Daniel Elliott, first-year Law student and incoming representative, wrote that he fully supported the referendum, noting that the change alters but does not weaken the Honor system.
“Changing the Honor System at U.Va. to reflect the idea that no one is beyond a second chance is a reflection of justice and of our values, not only as law students, but as a larger campus community that is dedicated to ensuring all students can learn and grow, regardless of their past,” Elliott said.
Elliott said he thinks the change is in line with the University’s tradition of student self-governance and will not ignore the historical significance of the Honor system at the University.
“It instead keeps alight the flame of self-governance that a student-run Honor System like ours holds dear,” Elliott said. “If we want to be a true embodiment of government over a campus that is by and for the students, then we must adapt to the values that the students adhere to, including redemption, second chances, restorative justice and fairness.”
Graduate student Rep. Kelly O’Meara, on the other hand, said he thinks the Informed and Conscientious Retraction reforms fundamentally altered the system to create fairer processes, and that because of these options he voted against the referendum.
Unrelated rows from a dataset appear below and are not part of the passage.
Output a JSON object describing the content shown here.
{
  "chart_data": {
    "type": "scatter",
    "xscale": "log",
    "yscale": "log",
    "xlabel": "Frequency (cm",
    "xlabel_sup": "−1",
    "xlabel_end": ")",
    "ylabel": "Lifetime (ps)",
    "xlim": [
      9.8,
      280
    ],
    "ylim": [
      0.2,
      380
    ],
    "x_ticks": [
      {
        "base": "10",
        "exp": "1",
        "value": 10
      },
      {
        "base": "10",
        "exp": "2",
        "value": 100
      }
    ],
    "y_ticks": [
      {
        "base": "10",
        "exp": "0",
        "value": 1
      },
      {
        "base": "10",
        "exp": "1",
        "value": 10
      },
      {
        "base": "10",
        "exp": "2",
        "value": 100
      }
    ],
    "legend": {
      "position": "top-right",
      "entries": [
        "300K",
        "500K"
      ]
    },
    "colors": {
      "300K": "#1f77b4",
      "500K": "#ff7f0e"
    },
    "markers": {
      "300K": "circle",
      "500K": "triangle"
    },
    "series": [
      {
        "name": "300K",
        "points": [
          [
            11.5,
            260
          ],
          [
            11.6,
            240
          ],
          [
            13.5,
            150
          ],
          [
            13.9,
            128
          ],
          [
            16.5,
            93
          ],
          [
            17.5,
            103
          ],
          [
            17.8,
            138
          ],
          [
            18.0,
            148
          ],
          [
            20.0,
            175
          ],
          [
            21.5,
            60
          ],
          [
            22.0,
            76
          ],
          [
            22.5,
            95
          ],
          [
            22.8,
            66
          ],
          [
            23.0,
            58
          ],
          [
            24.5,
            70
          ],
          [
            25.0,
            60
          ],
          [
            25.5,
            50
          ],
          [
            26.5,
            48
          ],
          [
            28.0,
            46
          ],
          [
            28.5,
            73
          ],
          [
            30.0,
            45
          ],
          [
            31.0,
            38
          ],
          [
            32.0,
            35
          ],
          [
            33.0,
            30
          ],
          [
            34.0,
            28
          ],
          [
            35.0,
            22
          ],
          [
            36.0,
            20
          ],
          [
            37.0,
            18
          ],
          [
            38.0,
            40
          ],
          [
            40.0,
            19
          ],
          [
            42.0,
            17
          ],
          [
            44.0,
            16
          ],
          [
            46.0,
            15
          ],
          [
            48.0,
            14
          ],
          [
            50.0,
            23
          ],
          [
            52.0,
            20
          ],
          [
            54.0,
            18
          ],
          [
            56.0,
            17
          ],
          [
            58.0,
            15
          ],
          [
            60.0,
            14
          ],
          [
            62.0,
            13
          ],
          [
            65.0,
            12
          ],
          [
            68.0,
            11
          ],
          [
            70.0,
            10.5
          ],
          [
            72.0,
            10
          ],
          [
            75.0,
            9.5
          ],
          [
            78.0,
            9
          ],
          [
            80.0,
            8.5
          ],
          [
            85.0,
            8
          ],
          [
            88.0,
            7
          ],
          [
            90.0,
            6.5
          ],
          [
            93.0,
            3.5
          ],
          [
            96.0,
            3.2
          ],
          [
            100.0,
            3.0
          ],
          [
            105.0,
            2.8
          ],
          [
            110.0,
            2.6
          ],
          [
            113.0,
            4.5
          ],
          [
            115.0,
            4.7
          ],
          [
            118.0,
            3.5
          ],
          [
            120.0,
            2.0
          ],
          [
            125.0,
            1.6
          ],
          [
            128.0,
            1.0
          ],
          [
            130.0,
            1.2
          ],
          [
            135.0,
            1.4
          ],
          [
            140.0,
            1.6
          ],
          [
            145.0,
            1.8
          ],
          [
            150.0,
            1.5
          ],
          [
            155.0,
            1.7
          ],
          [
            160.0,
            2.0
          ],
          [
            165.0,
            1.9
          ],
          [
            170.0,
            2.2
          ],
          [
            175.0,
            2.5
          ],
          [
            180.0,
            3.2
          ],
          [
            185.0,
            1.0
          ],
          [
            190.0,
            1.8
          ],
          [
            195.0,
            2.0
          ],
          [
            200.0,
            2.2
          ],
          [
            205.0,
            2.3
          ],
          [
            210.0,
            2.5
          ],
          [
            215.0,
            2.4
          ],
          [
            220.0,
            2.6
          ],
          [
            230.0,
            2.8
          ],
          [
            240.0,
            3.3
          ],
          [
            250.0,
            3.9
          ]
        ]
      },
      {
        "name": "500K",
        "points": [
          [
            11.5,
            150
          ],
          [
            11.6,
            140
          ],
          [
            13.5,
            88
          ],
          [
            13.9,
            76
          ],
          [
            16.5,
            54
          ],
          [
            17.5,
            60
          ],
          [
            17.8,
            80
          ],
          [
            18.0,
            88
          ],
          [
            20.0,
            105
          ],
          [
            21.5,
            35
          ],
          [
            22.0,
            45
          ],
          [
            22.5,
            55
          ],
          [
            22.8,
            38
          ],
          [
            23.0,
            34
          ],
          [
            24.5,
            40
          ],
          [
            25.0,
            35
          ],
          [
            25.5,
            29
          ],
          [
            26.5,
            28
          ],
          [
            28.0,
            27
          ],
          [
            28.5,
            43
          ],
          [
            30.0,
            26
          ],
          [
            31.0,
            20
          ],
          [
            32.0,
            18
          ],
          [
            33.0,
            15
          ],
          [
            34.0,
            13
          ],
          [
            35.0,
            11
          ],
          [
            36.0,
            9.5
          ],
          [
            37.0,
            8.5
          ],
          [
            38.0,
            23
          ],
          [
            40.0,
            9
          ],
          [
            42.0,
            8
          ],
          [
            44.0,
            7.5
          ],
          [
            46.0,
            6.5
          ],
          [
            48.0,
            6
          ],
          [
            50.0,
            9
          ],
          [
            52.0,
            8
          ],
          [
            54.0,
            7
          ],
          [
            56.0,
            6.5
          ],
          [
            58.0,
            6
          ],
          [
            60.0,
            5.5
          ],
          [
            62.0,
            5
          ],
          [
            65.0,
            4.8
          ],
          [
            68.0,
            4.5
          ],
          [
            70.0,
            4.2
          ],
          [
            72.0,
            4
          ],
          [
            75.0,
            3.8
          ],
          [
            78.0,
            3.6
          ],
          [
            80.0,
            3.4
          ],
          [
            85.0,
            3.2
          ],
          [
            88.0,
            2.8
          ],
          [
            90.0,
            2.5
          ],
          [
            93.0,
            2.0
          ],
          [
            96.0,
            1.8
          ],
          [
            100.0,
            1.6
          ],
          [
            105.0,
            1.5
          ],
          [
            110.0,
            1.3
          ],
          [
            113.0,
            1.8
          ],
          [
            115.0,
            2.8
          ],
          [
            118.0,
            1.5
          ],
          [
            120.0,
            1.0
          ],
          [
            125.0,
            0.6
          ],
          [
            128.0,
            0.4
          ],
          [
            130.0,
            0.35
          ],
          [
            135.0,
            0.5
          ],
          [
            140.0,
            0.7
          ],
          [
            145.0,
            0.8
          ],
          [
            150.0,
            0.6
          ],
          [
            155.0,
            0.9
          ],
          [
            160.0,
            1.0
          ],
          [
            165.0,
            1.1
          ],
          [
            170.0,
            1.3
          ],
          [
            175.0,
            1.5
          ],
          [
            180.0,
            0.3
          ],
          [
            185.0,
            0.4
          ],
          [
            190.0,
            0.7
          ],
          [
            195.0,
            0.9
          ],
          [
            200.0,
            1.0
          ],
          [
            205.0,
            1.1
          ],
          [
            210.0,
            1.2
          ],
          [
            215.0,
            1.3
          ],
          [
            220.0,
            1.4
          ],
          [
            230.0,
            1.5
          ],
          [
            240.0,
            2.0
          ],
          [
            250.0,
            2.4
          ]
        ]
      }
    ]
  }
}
O’Meara will return to represent the University's School of Architecture in the Committee’s next term.
“Students are given the opportunity to own up to their mistakes, do the honorable thing and make amends through time off, then be welcomed back to the University and the Community of Trust,” O’Meara said. “The referendum puts forth the same sanction without students restoring their own Honor, nor the Honor of the Community of Trust.”
Three incoming Honor representatives — O’Meara, fourth-year College student Lauren McDowell and Gabrielle Bray, vice-chair for hearings and third-year College student — said they hope to implement a multi-sanction system this year in an email to The Cavalier Daily.
“I think the election results show a clear mandate for continued change, as voters I’ve talked to hoped this would be a push in a more progressive direction for honor, and I intend to follow that through to a multi-sanction system,” Bray said.
O’Meara said that a multi-sanction system that maintains expulsion as a sanction while also instituting various lesser sanctions would maintain academic integrity while reflecting what he sees as the will of the student body. While O’Meara would have liked to pass this reform before the recent referendum, he expressed that he has already spoken with other representatives about plans toward such a system.
“The only path I see forward is the full implementation of a multi-sanction system offering various penalties dependent upon the offense, with expulsion as an option as well as lesser sanctions for lesser offenses on the table,” O’Meara said.
As it stands, reworking the bylaws and the possibility of passing a multi-sanction system will be up to the new Committee when its term begins in early April — the group will elect a chair from the group of representatives, who will be responsible for guiding the Committee through any of these changes.
With the effects of a contentious term echoing in the trial room, it is sure to be yet another historic year.